Alternatively, with beeline, save your SELECT query in yourSQLFile.sql and run:
beeline -u 'jdbc:hive2://[databaseaddress]' --outputformat=csv2 -f yourSQlFile.sql > theFileWhereToStoreTheData.csv
Also this will store the result into a file in the local file system.

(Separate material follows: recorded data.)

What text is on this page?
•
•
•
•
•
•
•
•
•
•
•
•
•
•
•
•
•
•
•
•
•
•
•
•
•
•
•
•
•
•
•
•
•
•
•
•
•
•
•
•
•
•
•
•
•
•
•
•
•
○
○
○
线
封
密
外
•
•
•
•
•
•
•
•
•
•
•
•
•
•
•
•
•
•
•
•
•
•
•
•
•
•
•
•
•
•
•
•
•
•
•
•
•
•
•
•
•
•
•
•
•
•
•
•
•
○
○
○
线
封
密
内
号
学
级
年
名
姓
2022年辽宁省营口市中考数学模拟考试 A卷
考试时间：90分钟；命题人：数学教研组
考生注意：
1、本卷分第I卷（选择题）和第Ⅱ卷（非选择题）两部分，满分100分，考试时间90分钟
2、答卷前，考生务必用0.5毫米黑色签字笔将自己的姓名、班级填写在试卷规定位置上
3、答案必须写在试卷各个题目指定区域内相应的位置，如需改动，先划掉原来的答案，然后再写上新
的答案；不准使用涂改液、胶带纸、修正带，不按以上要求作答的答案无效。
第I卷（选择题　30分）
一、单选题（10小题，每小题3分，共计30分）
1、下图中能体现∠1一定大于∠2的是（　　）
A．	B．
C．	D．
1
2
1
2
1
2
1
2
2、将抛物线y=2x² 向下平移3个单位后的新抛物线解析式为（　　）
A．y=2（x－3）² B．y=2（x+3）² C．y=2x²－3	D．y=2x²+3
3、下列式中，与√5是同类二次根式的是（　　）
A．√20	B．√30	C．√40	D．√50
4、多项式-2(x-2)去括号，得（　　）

From hive, to store the data somewhere into HDFS:
CREATE EXTERNAL TABLE output
LIKE yourTable
ROW FORMAT DELIMITED
FIELDS TERMINATED BY ','
LINES TERMINATED BY '\n'
LOCATION 'hfds://WhereDoYou/Like';
INSERT OVERWRITE TABLE output SELECT * from yourTable;
then you can collect the data to a local file using:
hdfs dfs -getmerge /WhereDoYou/Like
This is another option to get the data using beeline only:
env HADOOP_CLIENT_OPTS="-Ddisable.quoting.for.sv=false" beeline -u "jdbc:hive2://your.hive.server.address:10000/" --incremental=true --outputformat=csv2 -e "select * from youdatabase.yourtable"
Working on:
Connected to: Apache Hive (version 1.1.0-cdh5.10.1)
Driver: Hive JDBC (version 1.1.0-cdh5.10.1)
Transaction isolation: TRANSACTION_REPEATABLE_READ
Beeline version 1.1.0-cdh5.10.1 by Apache Hive
回答2:
You can use this command to save output in CSV format from beeline
:
beeline -u 'jdbc:hive2://bigdataplatform-dev.nam.nsroot.net:10000/;principal=hive/bigdataplatform-dev.net@NAMUXDEV.NET;ssl=true' --outputformat=csv2 --verbose=false --fastConnect=true --silent=true -f $query_file>out.csv
Save your SQL query file into $query_file.
Result will be in out.csv.
I have complete eample here: hivehoney
回答3:
Following worked for me
hive --silent=true --verbose=false --outputformat=csv2 -e "use <db_name>; select * from <table_name>" > table_name.csv
One advantage over using beeline is that you don't have have to provide hostname or user/pwd if you are running on hive node.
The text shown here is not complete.